The other obvious change has been the completion of the relevant Dodd-Frank Act rulemaking (with the exception, of course, of Section 956). We’ve all struggled a bit with Item 402(v) of Regulation S-K and the (still) relatively new “pay versus performance” disclosure. Given the rule’s uncertain status, I may be a bit late to the party, but the last time I checked this morning the rule remains effective, so perhaps there’s still a little life left in looking at these disclosures.

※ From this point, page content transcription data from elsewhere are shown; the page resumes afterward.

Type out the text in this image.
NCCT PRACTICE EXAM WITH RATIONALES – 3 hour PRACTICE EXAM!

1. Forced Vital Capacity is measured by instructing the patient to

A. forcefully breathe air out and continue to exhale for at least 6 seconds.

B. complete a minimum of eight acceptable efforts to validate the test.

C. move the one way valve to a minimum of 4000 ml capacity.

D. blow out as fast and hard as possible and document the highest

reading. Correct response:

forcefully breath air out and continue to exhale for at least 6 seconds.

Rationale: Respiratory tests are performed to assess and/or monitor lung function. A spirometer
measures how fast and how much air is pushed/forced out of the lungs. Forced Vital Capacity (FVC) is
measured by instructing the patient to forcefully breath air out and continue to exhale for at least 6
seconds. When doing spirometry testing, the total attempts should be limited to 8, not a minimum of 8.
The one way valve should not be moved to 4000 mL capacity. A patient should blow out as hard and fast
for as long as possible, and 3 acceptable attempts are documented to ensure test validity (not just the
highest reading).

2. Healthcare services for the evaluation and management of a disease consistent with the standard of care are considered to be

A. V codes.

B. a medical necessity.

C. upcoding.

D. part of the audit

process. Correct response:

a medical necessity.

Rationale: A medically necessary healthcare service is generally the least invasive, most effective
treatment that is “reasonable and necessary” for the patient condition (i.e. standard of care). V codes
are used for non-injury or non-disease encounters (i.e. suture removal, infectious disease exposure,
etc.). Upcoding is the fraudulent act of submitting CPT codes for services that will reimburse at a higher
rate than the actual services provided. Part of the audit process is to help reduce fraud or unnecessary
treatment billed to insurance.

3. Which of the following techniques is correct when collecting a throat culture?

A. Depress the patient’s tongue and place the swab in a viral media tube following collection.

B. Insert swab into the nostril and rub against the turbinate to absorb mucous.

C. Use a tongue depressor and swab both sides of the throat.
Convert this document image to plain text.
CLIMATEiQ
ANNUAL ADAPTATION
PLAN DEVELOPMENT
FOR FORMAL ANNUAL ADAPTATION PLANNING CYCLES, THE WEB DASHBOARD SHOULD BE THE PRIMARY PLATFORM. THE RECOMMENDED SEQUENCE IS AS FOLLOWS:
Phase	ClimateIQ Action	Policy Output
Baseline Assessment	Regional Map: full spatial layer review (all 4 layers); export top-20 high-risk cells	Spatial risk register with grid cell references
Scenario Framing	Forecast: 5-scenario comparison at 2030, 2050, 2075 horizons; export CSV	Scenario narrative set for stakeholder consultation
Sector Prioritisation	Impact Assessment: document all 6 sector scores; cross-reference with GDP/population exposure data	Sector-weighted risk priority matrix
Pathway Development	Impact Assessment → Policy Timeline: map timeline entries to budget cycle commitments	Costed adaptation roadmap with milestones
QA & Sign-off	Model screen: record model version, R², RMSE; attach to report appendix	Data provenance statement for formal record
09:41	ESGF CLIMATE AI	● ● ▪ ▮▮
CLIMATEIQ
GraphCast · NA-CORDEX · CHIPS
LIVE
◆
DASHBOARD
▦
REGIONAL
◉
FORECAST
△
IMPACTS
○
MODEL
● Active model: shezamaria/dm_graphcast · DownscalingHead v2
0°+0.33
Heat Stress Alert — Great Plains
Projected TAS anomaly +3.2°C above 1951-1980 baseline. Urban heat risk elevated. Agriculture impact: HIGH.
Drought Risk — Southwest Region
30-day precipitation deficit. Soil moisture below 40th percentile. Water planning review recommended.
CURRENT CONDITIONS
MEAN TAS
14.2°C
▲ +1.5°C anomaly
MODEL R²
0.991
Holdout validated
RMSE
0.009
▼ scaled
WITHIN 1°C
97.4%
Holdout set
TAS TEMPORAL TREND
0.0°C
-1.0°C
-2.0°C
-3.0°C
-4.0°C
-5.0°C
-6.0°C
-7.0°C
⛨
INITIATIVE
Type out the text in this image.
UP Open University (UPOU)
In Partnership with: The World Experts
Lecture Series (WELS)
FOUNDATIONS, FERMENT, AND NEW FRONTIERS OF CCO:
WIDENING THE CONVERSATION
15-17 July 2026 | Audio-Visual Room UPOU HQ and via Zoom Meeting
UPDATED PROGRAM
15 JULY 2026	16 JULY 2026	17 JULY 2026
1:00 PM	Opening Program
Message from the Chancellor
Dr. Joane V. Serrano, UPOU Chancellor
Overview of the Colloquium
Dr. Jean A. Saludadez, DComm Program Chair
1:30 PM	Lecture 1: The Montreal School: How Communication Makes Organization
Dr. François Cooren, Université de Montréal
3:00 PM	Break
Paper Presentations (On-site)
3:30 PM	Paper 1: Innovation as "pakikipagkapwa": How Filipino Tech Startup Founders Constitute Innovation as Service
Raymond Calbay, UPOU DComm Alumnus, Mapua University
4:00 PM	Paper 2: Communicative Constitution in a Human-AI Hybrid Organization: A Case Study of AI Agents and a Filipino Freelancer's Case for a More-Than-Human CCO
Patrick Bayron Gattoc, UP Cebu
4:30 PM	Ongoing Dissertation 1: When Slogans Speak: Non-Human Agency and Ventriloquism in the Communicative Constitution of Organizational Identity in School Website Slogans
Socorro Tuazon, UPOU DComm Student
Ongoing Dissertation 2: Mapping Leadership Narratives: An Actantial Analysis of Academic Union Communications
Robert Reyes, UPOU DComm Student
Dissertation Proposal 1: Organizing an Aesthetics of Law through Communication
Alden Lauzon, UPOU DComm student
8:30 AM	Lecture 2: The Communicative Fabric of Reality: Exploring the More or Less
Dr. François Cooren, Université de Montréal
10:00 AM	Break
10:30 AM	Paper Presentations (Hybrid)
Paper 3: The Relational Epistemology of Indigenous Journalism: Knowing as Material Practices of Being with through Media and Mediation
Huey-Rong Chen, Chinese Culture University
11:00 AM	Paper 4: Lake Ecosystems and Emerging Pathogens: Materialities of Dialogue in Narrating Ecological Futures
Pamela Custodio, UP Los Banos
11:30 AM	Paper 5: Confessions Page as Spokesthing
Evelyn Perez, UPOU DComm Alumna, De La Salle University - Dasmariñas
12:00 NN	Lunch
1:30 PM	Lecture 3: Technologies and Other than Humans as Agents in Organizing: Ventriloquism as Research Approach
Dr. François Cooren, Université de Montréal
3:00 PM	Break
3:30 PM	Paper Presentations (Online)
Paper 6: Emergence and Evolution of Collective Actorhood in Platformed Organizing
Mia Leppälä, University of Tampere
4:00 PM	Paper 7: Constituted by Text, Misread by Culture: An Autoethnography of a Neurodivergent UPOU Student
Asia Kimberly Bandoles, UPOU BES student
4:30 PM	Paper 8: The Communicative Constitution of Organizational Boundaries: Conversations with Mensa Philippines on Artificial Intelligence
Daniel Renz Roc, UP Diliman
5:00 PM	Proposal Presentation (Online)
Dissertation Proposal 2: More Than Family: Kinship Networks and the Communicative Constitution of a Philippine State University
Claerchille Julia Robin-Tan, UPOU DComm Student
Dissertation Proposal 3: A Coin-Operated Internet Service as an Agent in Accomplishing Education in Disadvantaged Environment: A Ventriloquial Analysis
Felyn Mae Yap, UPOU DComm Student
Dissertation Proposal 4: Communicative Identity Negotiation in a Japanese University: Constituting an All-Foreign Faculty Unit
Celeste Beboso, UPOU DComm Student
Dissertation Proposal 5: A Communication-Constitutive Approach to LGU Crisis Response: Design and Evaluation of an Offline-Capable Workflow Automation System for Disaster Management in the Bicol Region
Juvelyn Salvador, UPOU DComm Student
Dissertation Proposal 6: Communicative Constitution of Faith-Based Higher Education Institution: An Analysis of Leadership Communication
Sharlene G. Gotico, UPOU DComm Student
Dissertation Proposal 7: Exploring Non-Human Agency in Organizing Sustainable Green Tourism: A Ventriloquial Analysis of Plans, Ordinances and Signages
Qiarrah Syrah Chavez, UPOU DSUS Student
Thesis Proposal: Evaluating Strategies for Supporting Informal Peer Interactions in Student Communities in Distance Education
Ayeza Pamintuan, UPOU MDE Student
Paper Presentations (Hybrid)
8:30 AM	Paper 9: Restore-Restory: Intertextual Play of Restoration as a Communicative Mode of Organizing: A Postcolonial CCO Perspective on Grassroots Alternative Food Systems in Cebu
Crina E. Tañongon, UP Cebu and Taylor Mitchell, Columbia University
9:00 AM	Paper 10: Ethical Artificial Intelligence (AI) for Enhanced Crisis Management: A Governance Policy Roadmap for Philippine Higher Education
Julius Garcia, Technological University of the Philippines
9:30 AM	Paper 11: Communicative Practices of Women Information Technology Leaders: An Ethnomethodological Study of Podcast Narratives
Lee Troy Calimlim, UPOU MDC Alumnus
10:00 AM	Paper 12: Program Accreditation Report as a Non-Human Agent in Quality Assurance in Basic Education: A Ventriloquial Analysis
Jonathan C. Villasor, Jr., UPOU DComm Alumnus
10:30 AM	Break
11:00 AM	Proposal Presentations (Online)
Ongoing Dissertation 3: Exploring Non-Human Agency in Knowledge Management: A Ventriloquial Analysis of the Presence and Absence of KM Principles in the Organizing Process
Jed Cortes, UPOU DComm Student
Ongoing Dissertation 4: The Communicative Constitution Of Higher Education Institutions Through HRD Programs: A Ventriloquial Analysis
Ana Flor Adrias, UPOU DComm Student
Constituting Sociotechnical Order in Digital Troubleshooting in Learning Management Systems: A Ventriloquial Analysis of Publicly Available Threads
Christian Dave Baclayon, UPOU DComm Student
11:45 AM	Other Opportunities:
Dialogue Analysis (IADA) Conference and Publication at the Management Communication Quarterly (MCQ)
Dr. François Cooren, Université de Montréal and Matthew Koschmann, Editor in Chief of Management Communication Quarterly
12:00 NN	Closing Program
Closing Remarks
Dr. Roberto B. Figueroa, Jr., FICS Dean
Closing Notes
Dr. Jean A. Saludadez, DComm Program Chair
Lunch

The other new disclosure involves Item 402(w) and the follow up to the clawback policies we all had to ensure were in place before the end of 2023. In speaking with practitioners and inhouse counsel, we remain very curious about how Exchange Act Rule 10d-1 and its exchange listing standard counterparts will be applied to enforce a clawback triggered by a financial restatement. Fortunately, as anticipated, this is a disclosure requirement that won’t come into play that often. Nonetheless, some minimal preparation as a safeguard against the day we hope will never come is probably prudent and I know that I’ve been hoping that the initial required disclosures would offer some insights into how companies have approached the mechanics of recovery.